The Ministry of Defence has been forced to "scramble" their fighter jet flights over chicken runs in the UK because distressed chickens have been running for their lives as helicopters, fighter jets, and other UFO's (for chickens everything flying is an UFO) do their low-flying exercises across the country.
Apart from grounding their flying objects, the MOD has also had to pay millions of pounds to farmers because their chickens cannot lay eggs, horses are dying of heart attacks, and cow's milk is drying up before it is turned into powder because of the infernal noise!
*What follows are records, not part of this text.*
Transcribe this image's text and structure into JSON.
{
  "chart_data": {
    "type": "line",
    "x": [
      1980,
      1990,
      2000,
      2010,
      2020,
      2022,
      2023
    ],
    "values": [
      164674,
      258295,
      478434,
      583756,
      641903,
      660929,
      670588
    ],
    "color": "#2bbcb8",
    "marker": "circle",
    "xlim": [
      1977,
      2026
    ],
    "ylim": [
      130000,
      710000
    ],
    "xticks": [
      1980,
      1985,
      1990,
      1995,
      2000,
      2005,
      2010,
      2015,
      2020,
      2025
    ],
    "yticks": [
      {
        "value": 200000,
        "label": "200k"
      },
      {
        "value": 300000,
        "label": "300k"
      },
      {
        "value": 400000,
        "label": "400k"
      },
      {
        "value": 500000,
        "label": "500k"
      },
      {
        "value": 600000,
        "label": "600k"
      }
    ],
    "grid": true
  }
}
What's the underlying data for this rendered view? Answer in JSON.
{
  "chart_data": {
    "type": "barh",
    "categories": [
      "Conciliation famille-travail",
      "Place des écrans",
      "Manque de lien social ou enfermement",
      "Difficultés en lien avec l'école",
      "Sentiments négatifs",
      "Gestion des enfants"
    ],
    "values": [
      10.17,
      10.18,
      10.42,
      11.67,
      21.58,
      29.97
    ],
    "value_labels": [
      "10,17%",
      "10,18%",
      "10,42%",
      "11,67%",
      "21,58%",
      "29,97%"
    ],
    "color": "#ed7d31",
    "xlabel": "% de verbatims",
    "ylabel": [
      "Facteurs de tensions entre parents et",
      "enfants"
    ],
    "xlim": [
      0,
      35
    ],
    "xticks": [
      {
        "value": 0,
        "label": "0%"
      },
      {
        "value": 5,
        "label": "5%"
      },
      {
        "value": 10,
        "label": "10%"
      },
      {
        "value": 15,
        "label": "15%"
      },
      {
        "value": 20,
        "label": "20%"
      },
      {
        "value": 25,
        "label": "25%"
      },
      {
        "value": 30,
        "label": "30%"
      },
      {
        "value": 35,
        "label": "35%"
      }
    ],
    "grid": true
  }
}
One UK chicken farmer called, Fred Kentucky-Doodledo (no relation), told Jaggedone's CIA (Cockroach Infiltration Army) star poultry reporter, Lame Duck-Chickweed (name changed for legal reasons), how his chickens have been mentally scarred by low-flying objects whizzing above their heads and, here's his story:
"My chickens haven't laid any eggs since last Easter! In fact, I am thinking about breeding rabbits instead because they live underground, can't here the damn noise, and lay chocolate eggs instead of chicken eggs!"
It is obvious to Jaggedone's star poultry reporter that this particular chicken farmer has cracked his shell and, decided to accept compenstation from the MOD so he can jet away from his headless chickens and start a new life in Kentucky raising Fried Chickens instead; cock a doodle do!